Join Stryker’s Peripheral Vascular division in Irvine, CA , where you’ll play a pivotal role in advancing life‑enhancing medical technologies. As a Senior Regulatory Affairs Manager - International, you will lead global regulatory strategies that accelerate patient access to innovative solutions and directly shape successful product launches across key international markets.

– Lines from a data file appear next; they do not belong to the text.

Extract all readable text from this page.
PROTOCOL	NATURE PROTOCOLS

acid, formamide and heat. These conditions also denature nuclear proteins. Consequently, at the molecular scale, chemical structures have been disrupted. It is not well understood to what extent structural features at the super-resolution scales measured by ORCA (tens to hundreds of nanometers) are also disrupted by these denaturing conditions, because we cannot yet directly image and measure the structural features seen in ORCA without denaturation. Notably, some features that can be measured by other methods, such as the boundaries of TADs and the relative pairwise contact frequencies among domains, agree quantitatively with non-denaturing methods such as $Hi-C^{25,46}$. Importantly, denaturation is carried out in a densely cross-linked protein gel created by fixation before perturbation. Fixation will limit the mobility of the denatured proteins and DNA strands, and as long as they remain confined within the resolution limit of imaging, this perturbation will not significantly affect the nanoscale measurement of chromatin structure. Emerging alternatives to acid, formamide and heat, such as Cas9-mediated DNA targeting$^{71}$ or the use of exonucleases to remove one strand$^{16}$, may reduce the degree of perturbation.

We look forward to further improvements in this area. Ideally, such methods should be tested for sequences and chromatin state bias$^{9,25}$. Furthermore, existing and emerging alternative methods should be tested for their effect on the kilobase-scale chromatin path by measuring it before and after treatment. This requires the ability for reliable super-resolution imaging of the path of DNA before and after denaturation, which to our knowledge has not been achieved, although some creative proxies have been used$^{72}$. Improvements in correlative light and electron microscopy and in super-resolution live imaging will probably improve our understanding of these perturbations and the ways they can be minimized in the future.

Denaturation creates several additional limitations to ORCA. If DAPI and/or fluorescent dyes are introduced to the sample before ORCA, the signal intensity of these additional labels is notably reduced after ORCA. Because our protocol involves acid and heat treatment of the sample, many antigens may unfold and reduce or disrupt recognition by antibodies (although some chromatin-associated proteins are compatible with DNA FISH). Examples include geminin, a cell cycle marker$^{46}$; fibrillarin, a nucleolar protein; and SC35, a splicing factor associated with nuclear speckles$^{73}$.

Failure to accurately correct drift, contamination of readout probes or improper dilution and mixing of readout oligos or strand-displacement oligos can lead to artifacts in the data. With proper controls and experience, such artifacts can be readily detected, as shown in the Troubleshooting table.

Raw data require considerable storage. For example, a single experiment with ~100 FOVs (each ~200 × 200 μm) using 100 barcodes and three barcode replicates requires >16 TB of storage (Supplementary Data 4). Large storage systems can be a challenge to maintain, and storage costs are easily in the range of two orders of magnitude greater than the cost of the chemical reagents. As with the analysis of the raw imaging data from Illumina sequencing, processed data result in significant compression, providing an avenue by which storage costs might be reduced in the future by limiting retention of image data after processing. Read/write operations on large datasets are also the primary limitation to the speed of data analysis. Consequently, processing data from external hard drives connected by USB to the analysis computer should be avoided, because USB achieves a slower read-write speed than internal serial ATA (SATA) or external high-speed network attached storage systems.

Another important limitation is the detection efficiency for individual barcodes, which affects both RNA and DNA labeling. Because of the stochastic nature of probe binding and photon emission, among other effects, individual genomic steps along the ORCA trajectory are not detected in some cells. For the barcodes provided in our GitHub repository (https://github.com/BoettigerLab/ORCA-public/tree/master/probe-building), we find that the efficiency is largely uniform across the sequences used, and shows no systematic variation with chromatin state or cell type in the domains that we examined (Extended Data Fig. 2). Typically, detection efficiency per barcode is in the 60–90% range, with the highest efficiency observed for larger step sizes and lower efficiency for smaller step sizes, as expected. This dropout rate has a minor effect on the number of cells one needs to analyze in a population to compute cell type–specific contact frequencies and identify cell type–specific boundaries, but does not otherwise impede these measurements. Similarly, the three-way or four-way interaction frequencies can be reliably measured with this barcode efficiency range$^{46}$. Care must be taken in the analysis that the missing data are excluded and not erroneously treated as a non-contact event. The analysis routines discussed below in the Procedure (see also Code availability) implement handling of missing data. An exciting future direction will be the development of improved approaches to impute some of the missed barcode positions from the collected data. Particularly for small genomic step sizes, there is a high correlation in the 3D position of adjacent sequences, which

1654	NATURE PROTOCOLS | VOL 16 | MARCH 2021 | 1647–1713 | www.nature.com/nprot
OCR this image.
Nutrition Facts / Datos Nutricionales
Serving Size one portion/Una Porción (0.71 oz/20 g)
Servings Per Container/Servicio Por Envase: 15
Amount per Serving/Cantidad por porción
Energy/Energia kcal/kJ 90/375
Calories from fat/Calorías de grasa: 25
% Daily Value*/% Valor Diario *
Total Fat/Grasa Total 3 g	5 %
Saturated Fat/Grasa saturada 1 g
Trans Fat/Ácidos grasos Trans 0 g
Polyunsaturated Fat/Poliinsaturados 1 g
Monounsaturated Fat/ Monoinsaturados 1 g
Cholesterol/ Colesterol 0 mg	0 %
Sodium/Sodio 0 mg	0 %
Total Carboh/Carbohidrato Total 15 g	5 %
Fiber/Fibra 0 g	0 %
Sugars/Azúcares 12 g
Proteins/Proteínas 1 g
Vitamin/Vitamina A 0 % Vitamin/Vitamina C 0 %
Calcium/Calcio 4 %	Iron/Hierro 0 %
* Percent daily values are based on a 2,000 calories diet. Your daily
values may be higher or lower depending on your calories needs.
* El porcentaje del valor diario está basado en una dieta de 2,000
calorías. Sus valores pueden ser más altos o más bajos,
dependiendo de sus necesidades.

This is an opportunity to make a measurable impact while developing a high‑performing team in a fast‑moving, mission‑driven environment.

What You Will Do

  • Lead day‑to‑day global regulatory operations, ensuring activities are accurately evaluated, prioritized, and executed to meet business timelines.
  • Oversee preparation, review, and submission of regulatory filings supporting market access across EMEA , EU , APAC , and Latin America .
  • Manage regulatory processes for Patient‑Specific Solutions, including compassionate use and special access pathways.
  • Interpret global regulatory requirements and guide internal teams on submission strategies, labeling compliance, and product claims.
  • Ensure regulatory submissions, labeling, and marketing materials meet all applicable standards and internal quality expectations.
  • Represent Regulatory Affairs in internal and external audits with health authorities and Notified Bodies.
  • Partner with Quality, R&D, Supply Chain, Finance, Sales, and Marketing to drive cross‑functional alignment on regulatory deliverables.
  • Lead and develop a high‑performing Regulatory Affairs team, providing coaching, goal setting, issue resolution, and ongoing performance management.
  • Establish standardized regulatory processes with clear ownership and implement practical process improvements to reduce inefficiencies.
  • Track and report regulatory metrics, workload distribution, and submission timelines to support operational planning and budget management.

What You Will Need

Required Qualifications

  • Bachelor’s degree required. (Engineering, Science, or related field preferred).
  • Minimum 10 years of experience in an FDA‑regulated industry.
  • Minimum 3 years of people leadership experience.
  • Medical device industry experience required.

Preferred Qualifications

  • Master’s degree and/or Regulatory Affairs Certification (RAC).
  • Experience with international submissions across EMEA, EU, APAC, Latin America, and Canada.
  • Experience leading geographically dispersed teams.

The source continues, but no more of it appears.